I’m currently trying to work with the latest database dump from the English Wikipedia. It’s massive (Slightly under 10 GB uncompressed), and a pain to work with – especially since some of the behavior of PHP file functions with large files is not quite right. So, what I’ve been trying to do is break the XML dump down into sections (I’m losing a small handful of articles this way, less then 10) and then process those chunks into text files, which are then stored in a 3 level directory tree by letters: The “Disgaea” article would be stored as /home/myusername/wiki/d/i/s/disgaea.txt)

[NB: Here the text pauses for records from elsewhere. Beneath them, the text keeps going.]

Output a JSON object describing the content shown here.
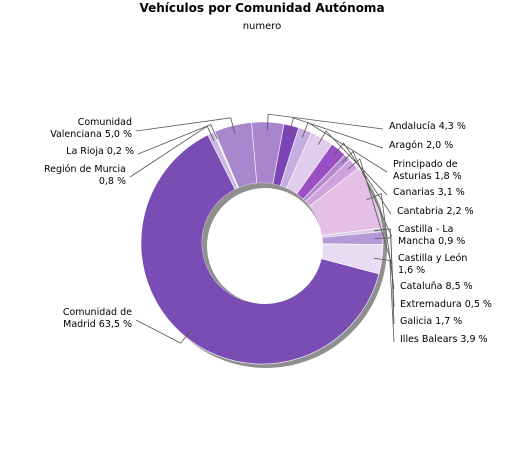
{
  "chart_data": {
    "type": "pie",
    "style": "donut",
    "title": "Vehículos por Comunidad Autónoma",
    "subtitle": "numero",
    "unit": "%",
    "slices": [
      {
        "label_lines": [
          "Andalucía 4,3 %"
        ],
        "value": 4.3,
        "color": "#a885cc"
      },
      {
        "label_lines": [
          "Aragón 2,0 %"
        ],
        "value": 2.0,
        "color": "#7b44b4"
      },
      {
        "label_lines": [
          "Principado de",
          "Asturias 1,8 %"
        ],
        "value": 1.8,
        "color": "#c7aee0"
      },
      {
        "label_lines": [
          "Canarias 3,1 %"
        ],
        "value": 3.1,
        "color": "#e0ccec"
      },
      {
        "label_lines": [
          "Cantabria 2,2 %"
        ],
        "value": 2.2,
        "color": "#9a50c4"
      },
      {
        "label_lines": [
          "Castilla - La",
          "Mancha 0,9 %"
        ],
        "value": 0.9,
        "color": "#b388cf"
      },
      {
        "label_lines": [
          "Castilla y León",
          "1,6 %"
        ],
        "value": 1.6,
        "color": "#cda2dd"
      },
      {
        "label_lines": [
          "Cataluña 8,5 %"
        ],
        "value": 8.5,
        "color": "#e4c0e6"
      },
      {
        "label_lines": [
          "Extremadura 0,5 %"
        ],
        "value": 0.5,
        "color": "#d6cbe6"
      },
      {
        "label_lines": [
          "Galicia 1,7 %"
        ],
        "value": 1.7,
        "color": "#b699d8"
      },
      {
        "label_lines": [
          "Illes Balears 3,9 %"
        ],
        "value": 3.9,
        "color": "#e6ddf2"
      },
      {
        "label_lines": [
          "Comunidad de",
          "Madrid 63,5 %"
        ],
        "value": 63.5,
        "color": "#7a4db4"
      },
      {
        "label_lines": [
          "Región de Murcia",
          "0,8 %"
        ],
        "value": 0.8,
        "color": "#cbb8e2"
      },
      {
        "label_lines": [
          "La Rioja 0,2 %"
        ],
        "value": 0.2,
        "color": "#e8e2f1"
      },
      {
        "label_lines": [
          "Comunidad",
          "Valenciana 5,0 %"
        ],
        "value": 5.0,
        "color": "#a987cd"
      }
    ]
  }
}
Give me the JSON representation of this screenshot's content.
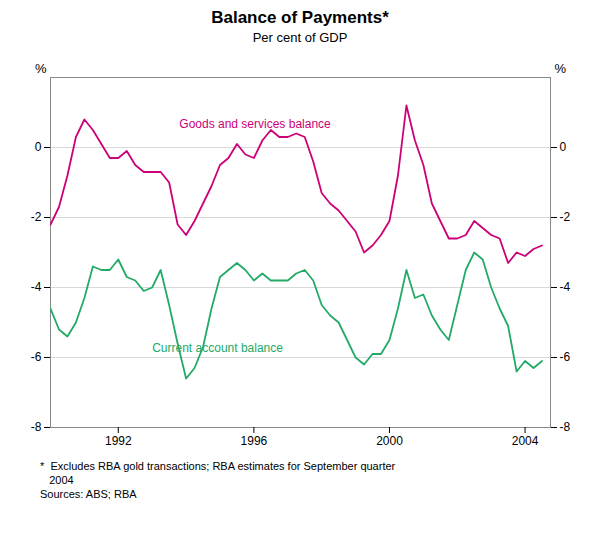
{
  "chart_data": {
    "type": "line",
    "title": "Balance of Payments*",
    "subtitle": "Per cent of GDP",
    "ylabel": "%",
    "y2label": "%",
    "xlim": [
      1990.0,
      2004.75
    ],
    "xticks": [
      1992,
      1996,
      2000,
      2004
    ],
    "ylim": [
      -8,
      2
    ],
    "yticks": [
      -8,
      -6,
      -4,
      -2,
      0
    ],
    "y2lim": [
      -8,
      2
    ],
    "y2ticks": [
      -8,
      -6,
      -4,
      -2,
      0
    ],
    "grid": true,
    "x": [
      1990.0,
      1990.25,
      1990.5,
      1990.75,
      1991.0,
      1991.25,
      1991.5,
      1991.75,
      1992.0,
      1992.25,
      1992.5,
      1992.75,
      1993.0,
      1993.25,
      1993.5,
      1993.75,
      1994.0,
      1994.25,
      1994.5,
      1994.75,
      1995.0,
      1995.25,
      1995.5,
      1995.75,
      1996.0,
      1996.25,
      1996.5,
      1996.75,
      1997.0,
      1997.25,
      1997.5,
      1997.75,
      1998.0,
      1998.25,
      1998.5,
      1998.75,
      1999.0,
      1999.25,
      1999.5,
      1999.75,
      2000.0,
      2000.25,
      2000.5,
      2000.75,
      2001.0,
      2001.25,
      2001.5,
      2001.75,
      2002.0,
      2002.25,
      2002.5,
      2002.75,
      2003.0,
      2003.25,
      2003.5,
      2003.75,
      2004.0,
      2004.25,
      2004.5
    ],
    "series": [
      {
        "name": "Goods and services balance",
        "color": "#cc0077",
        "values": [
          -2.2,
          -1.7,
          -0.8,
          0.3,
          0.8,
          0.5,
          0.1,
          -0.3,
          -0.3,
          -0.1,
          -0.5,
          -0.7,
          -0.7,
          -0.7,
          -1.0,
          -2.2,
          -2.5,
          -2.1,
          -1.6,
          -1.1,
          -0.5,
          -0.3,
          0.1,
          -0.2,
          -0.3,
          0.2,
          0.5,
          0.3,
          0.3,
          0.4,
          0.3,
          -0.4,
          -1.3,
          -1.6,
          -1.8,
          -2.1,
          -2.4,
          -3.0,
          -2.8,
          -2.5,
          -2.1,
          -0.8,
          1.2,
          0.2,
          -0.5,
          -1.6,
          -2.1,
          -2.6,
          -2.6,
          -2.5,
          -2.1,
          -2.3,
          -2.5,
          -2.6,
          -3.3,
          -3.0,
          -3.1,
          -2.9,
          -2.8
        ]
      },
      {
        "name": "Current account balance",
        "color": "#22aa66",
        "values": [
          -4.6,
          -5.2,
          -5.4,
          -5.0,
          -4.3,
          -3.4,
          -3.5,
          -3.5,
          -3.2,
          -3.7,
          -3.8,
          -4.1,
          -4.0,
          -3.5,
          -4.5,
          -5.6,
          -6.6,
          -6.3,
          -5.7,
          -4.6,
          -3.7,
          -3.5,
          -3.3,
          -3.5,
          -3.8,
          -3.6,
          -3.8,
          -3.8,
          -3.8,
          -3.6,
          -3.5,
          -3.8,
          -4.5,
          -4.8,
          -5.0,
          -5.5,
          -6.0,
          -6.2,
          -5.9,
          -5.9,
          -5.5,
          -4.6,
          -3.5,
          -4.3,
          -4.2,
          -4.8,
          -5.2,
          -5.5,
          -4.5,
          -3.5,
          -3.0,
          -3.2,
          -4.0,
          -4.6,
          -5.1,
          -6.4,
          -6.1,
          -6.3,
          -6.1
        ]
      }
    ],
    "annotations": [
      {
        "text": "Goods and services balance",
        "x": 1993.8,
        "y": 0.55,
        "color": "#cc0077"
      },
      {
        "text": "Current account balance",
        "x": 1993.0,
        "y": -5.85,
        "color": "#22aa66"
      }
    ],
    "footnotes": [
      "*  Excludes RBA gold transactions; RBA estimates for September quarter",
      "   2004",
      "Sources: ABS; RBA"
    ]
  }
}
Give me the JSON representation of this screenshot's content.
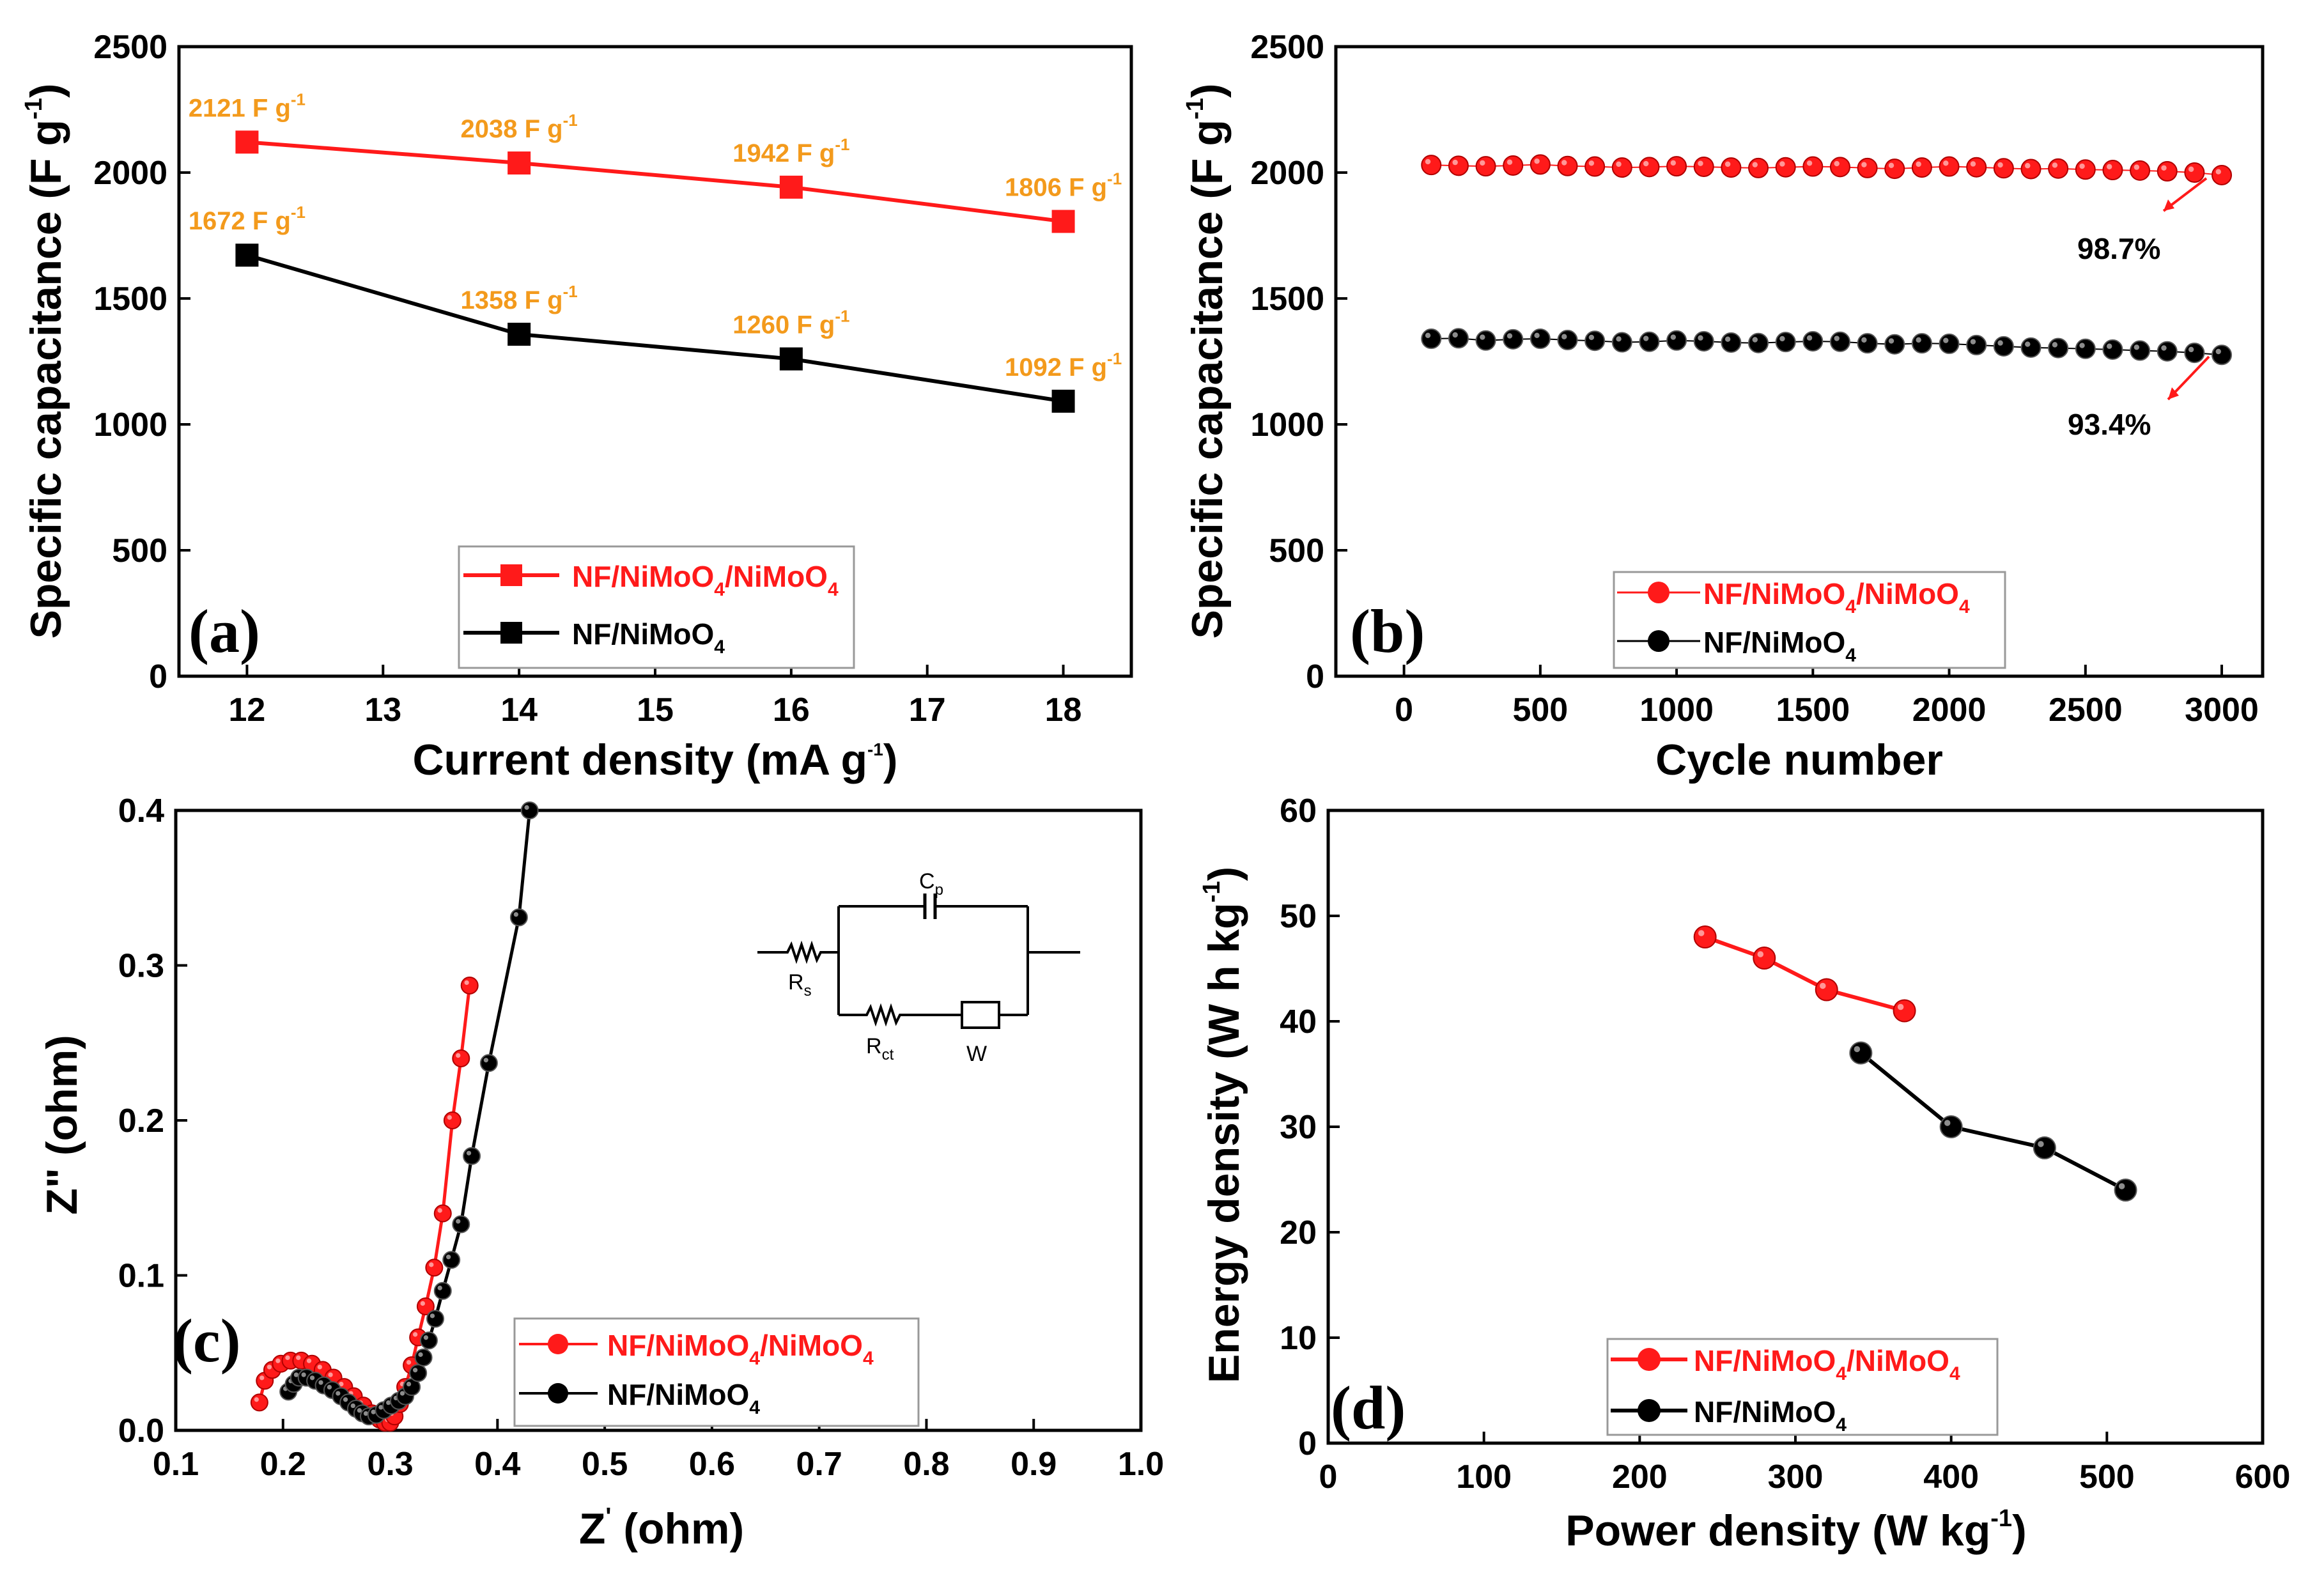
{
  "colors": {
    "red": "#ff1a1a",
    "black": "#000000",
    "label_orange": "#f39a1c"
  },
  "series_names": {
    "red": {
      "base": "NF/NiMoO",
      "sub1": "4",
      "mid": "/NiMoO",
      "sub2": "4"
    },
    "black": {
      "base": "NF/NiMoO",
      "sub1": "4"
    }
  },
  "chart_data": [
    {
      "id": "a",
      "panel_label": "(a)",
      "type": "line",
      "marker": "square",
      "xlabel": "Current density (mA g",
      "xlabel_sup": "-1",
      "xlabel_end": ")",
      "ylabel": "Specific capacitance (F g",
      "ylabel_sup": "-1",
      "ylabel_end": ")",
      "xlim": [
        11.5,
        18.5
      ],
      "ylim": [
        0,
        2500
      ],
      "xticks": [
        "12",
        "13",
        "14",
        "15",
        "16",
        "17",
        "18"
      ],
      "yticks": [
        "0",
        "500",
        "1000",
        "1500",
        "2000",
        "2500"
      ],
      "x": [
        12,
        14,
        16,
        18
      ],
      "series": [
        {
          "name": "NF/NiMoO4/NiMoO4",
          "color": "#ff1a1a",
          "values": [
            2121,
            2038,
            1942,
            1806
          ],
          "labels": [
            "2121 F g",
            "2038 F g",
            "1942 F g",
            "1806 F g"
          ]
        },
        {
          "name": "NF/NiMoO4",
          "color": "#000000",
          "values": [
            1672,
            1358,
            1260,
            1092
          ],
          "labels": [
            "1672 F g",
            "1358 F g",
            "1260 F g",
            "1092 F g"
          ]
        }
      ],
      "label_sup": "-1",
      "legend": "bottom-right"
    },
    {
      "id": "b",
      "panel_label": "(b)",
      "type": "scatter",
      "marker": "circle",
      "xlabel": "Cycle number",
      "ylabel": "Specific capacitance (F g",
      "ylabel_sup": "-1",
      "ylabel_end": ")",
      "xlim": [
        -250,
        3150
      ],
      "ylim": [
        0,
        2500
      ],
      "xticks": [
        "0",
        "500",
        "1000",
        "1500",
        "2000",
        "2500",
        "3000"
      ],
      "yticks": [
        "0",
        "500",
        "1000",
        "1500",
        "2000",
        "2500"
      ],
      "x": [
        100,
        200,
        300,
        400,
        500,
        600,
        700,
        800,
        900,
        1000,
        1100,
        1200,
        1300,
        1400,
        1500,
        1600,
        1700,
        1800,
        1900,
        2000,
        2100,
        2200,
        2300,
        2400,
        2500,
        2600,
        2700,
        2800,
        2900,
        3000
      ],
      "series": [
        {
          "name": "NF/NiMoO4/NiMoO4",
          "color": "#ff1a1a",
          "values": [
            2030,
            2027,
            2025,
            2028,
            2032,
            2026,
            2024,
            2020,
            2022,
            2025,
            2023,
            2020,
            2018,
            2021,
            2024,
            2022,
            2018,
            2015,
            2020,
            2024,
            2021,
            2017,
            2014,
            2016,
            2012,
            2010,
            2008,
            2005,
            2000,
            1990
          ]
        },
        {
          "name": "NF/NiMoO4",
          "color": "#000000",
          "values": [
            1340,
            1342,
            1333,
            1338,
            1340,
            1335,
            1332,
            1326,
            1328,
            1333,
            1330,
            1325,
            1323,
            1327,
            1330,
            1328,
            1322,
            1318,
            1322,
            1320,
            1315,
            1310,
            1305,
            1303,
            1300,
            1297,
            1293,
            1290,
            1284,
            1276
          ]
        }
      ],
      "annotations": [
        "98.7%",
        "93.4%"
      ],
      "legend": "bottom-right"
    },
    {
      "id": "c",
      "panel_label": "(c)",
      "type": "line",
      "marker": "circle",
      "xlabel": "Z",
      "xlabel_sup": "'",
      "xlabel_end": " (ohm)",
      "ylabel": "Z\" (ohm)",
      "xlim": [
        0.1,
        1.0
      ],
      "ylim": [
        0,
        0.4
      ],
      "xticks": [
        "0.1",
        "0.2",
        "0.3",
        "0.4",
        "0.5",
        "0.6",
        "0.7",
        "0.8",
        "0.9",
        "1.0"
      ],
      "yticks": [
        "0.0",
        "0.1",
        "0.2",
        "0.3",
        "0.4"
      ],
      "series": [
        {
          "name": "NF/NiMoO4/NiMoO4",
          "color": "#ff1a1a",
          "x": [
            0.178,
            0.183,
            0.19,
            0.198,
            0.207,
            0.217,
            0.227,
            0.237,
            0.247,
            0.257,
            0.266,
            0.275,
            0.283,
            0.29,
            0.295,
            0.3,
            0.304,
            0.309,
            0.314,
            0.32,
            0.326,
            0.333,
            0.341,
            0.349,
            0.358,
            0.366,
            0.374
          ],
          "y": [
            0.018,
            0.032,
            0.039,
            0.043,
            0.045,
            0.045,
            0.043,
            0.039,
            0.034,
            0.028,
            0.022,
            0.016,
            0.011,
            0.007,
            0.005,
            0.005,
            0.009,
            0.017,
            0.028,
            0.042,
            0.06,
            0.08,
            0.105,
            0.14,
            0.2,
            0.24,
            0.287
          ]
        },
        {
          "name": "NF/NiMoO4",
          "color": "#000000",
          "x": [
            0.205,
            0.21,
            0.215,
            0.222,
            0.23,
            0.238,
            0.246,
            0.254,
            0.261,
            0.268,
            0.274,
            0.28,
            0.287,
            0.294,
            0.301,
            0.308,
            0.314,
            0.32,
            0.326,
            0.331,
            0.336,
            0.342,
            0.349,
            0.357,
            0.366,
            0.376,
            0.392,
            0.42,
            0.43
          ],
          "y": [
            0.025,
            0.03,
            0.034,
            0.034,
            0.032,
            0.029,
            0.026,
            0.022,
            0.018,
            0.014,
            0.011,
            0.009,
            0.01,
            0.013,
            0.016,
            0.019,
            0.022,
            0.028,
            0.037,
            0.047,
            0.058,
            0.072,
            0.09,
            0.11,
            0.133,
            0.177,
            0.237,
            0.331,
            0.4
          ]
        }
      ],
      "circuit_labels": {
        "cp": "C",
        "cp_sub": "p",
        "rs": "R",
        "rs_sub": "s",
        "rct": "R",
        "rct_sub": "ct",
        "w": "W"
      },
      "legend": "bottom-right"
    },
    {
      "id": "d",
      "panel_label": "(d)",
      "type": "line",
      "marker": "circle",
      "xlabel": "Power density (W kg",
      "xlabel_sup": "-1",
      "xlabel_end": ")",
      "ylabel": "Energy density (W h kg",
      "ylabel_sup": "-1",
      "ylabel_end": ")",
      "xlim": [
        0,
        600
      ],
      "ylim": [
        0,
        60
      ],
      "xticks": [
        "0",
        "100",
        "200",
        "300",
        "400",
        "500",
        "600"
      ],
      "yticks": [
        "0",
        "10",
        "20",
        "30",
        "40",
        "50",
        "60"
      ],
      "series": [
        {
          "name": "NF/NiMoO4/NiMoO4",
          "color": "#ff1a1a",
          "x": [
            242,
            280,
            320,
            370
          ],
          "y": [
            48,
            46,
            43,
            41
          ]
        },
        {
          "name": "NF/NiMoO4",
          "color": "#000000",
          "x": [
            342,
            400,
            460,
            512
          ],
          "y": [
            37,
            30,
            28,
            24
          ]
        }
      ],
      "legend": "bottom-left"
    }
  ]
}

In order to create these directories, I used the following function:
function make_directory_tree ($level = 0, $parent = '', $maxlevel = 3) {
global $CONFIG;
echo ("Creating directory $parent$letter\n");
foreach ($CONFIG['directories'] as $letter) {
$status = mkdir($parent.$letter);
if ($status === FALSE) {
die('Could not create directory: ' . $parent . $letter . "\n");
}
if ($level < $maxlevel) {
make_directory_tree($level + 1,$parent . $letter.'/');
}
}
}
Truthfully, there are better ways to do this than a recursive function, but I didn't think there'd be a big difference in performance, so I was surprised by how long PHP was taking to create these directories.
And, when it was all said and done, I had the nasty surprise of finding that there were four levels of directories, rather than three - I had forgotten that the foreach loop meant that the final directory layer wasn't created recursively. Oops. I wanted 19683 directories, and accidentally created 531441. Oh well, set $maxlevel = 2, and try again, I suppose.